K-meansクラスタリングは、データセットをK個のクラスタに分割するために使用される一般的な教師なし機械学習アルゴリズムである。
クラスタリングアルゴリズムは、各データ点と割り当てられたクラスタ重心(クラスタ内のすべての点の平均)との間の二乗距離の和を最小化することを目的とする。
SEOやキーワード調査の文脈では、k-meansクラスタリングは、検索意図、ボリューム、またはその他の関連する指標の類似性に基づいて、意味的に関連するキーワードをグループ化するために使用することができます。ここでは、k-meansクラスタリングがどのように機能するかの一般的な概要を説明する:
- 初期化:アルゴリズムは、各クラスタの初期セントロイドとなるK個のデータ点をデータセットからランダムに選択する。
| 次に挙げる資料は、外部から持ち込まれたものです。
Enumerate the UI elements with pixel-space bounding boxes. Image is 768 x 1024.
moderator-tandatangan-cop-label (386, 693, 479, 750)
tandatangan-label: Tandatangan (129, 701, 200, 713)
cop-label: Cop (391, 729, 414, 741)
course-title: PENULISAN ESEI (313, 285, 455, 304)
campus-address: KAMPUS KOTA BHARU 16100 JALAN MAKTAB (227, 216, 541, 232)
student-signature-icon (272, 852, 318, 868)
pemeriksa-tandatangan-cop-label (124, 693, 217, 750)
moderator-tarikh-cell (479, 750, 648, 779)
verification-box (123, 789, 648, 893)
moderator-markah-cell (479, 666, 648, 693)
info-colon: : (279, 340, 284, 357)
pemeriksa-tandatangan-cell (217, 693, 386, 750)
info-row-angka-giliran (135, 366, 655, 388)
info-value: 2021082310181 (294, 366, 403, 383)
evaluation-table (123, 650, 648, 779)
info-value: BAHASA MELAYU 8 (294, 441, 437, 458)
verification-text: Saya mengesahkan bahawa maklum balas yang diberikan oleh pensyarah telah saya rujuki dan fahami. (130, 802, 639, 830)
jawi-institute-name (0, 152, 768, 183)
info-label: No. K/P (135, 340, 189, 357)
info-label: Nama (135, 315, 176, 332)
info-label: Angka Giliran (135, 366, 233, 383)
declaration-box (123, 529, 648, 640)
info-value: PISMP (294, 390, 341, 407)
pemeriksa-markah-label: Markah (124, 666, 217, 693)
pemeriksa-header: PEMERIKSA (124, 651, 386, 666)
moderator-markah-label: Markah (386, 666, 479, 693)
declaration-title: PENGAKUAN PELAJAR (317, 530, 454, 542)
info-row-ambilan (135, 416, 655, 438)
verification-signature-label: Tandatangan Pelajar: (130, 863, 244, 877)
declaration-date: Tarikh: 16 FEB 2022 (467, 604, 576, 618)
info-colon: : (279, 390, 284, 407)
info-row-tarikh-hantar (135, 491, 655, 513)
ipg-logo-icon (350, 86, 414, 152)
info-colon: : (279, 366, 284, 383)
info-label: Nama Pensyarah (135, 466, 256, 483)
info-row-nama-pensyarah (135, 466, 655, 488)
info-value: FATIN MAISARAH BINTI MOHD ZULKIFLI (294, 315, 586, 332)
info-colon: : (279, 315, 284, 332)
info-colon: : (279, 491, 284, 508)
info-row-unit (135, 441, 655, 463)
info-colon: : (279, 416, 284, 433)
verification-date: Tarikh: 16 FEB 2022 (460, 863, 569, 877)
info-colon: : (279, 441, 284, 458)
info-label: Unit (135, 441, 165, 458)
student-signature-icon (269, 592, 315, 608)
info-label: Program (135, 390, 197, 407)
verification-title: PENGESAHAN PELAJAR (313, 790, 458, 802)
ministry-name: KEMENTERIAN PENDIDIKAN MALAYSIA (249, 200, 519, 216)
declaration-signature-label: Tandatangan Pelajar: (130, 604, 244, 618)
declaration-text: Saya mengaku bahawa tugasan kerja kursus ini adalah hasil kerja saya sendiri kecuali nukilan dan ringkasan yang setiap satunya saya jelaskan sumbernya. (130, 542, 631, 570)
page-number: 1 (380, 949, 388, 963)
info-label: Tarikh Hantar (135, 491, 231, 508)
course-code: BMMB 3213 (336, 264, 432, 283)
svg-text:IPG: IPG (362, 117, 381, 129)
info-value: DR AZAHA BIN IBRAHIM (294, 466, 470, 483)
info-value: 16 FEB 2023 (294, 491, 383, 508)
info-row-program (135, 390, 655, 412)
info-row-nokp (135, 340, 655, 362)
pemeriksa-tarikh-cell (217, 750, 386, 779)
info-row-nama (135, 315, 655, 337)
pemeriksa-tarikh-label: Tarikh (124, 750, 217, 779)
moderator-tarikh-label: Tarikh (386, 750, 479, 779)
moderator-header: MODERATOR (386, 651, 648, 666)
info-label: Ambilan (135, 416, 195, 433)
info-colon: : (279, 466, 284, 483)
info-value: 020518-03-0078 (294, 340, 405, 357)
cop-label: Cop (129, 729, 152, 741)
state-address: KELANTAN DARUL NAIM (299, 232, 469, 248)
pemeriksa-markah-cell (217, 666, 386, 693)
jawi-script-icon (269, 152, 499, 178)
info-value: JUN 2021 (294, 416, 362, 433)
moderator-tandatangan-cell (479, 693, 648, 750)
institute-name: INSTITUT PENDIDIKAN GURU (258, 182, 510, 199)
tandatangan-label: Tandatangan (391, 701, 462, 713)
- 割り当て:残りの各データ点は、距離メトリック(典型的にはユークリッド距離)に基づいて最も近いセントロイドに割り当てられる。
- 更新:すべてのポイントが割り当てられた後、各クラスタ内のすべてのポイントの平均を取ることによって、セントロイドが再計算されます。
- 反復:ステップ2と3は、セントロイドが大きく変化しなくなるか、最大反復回数に達するまで繰り返される。
SEOにおいて、k-meansクラスタリングは以下の方法でキーワードリサーチに適用することができる:
- キーワードのグルーピング:意味的類似性、検索ボリューム、またはその他の指標に基づいてキーワードをクラスタリングすることで、SEOの専門家は、コンテンツや最適化の取り組みでターゲットとする関連キーワードのグループを特定することができます。
- コンテンツの最適化:キーワードクラスターは、ウェブサイトの構造やコンテンツに反映され、各ページやセクションが特定のトピックやテーマを包括的にカバーするようにします。
- SERP分析:K-meansクラスタリングを使用して、競合するウェブページがランクインしているキーワードを分析し、コンテンツ戦略や潜在的なカバー範囲のギャップに関する洞察を明らかにすることができます。
k-meansクラスタリングは専らSEOのテクニックではないが、大規模なキーワードデータセットを整理・分析するための貴重なツールとなり、より効果的で的を絞ったSEO戦略を可能にする。
しかし、SEOにおけるk-meansクラスタリングの成功は、入力データの品質と関連性、そしてクラスタ数(K)と距離メトリックの適切な選択に依存することに注意することが重要である。
キーワードクラスターを生成する簡単な方法
AhrefsやSemrushのような商用キーワードリサーチツールがあり、クリックボタンでキーワードクラスターを生成することができるからだ。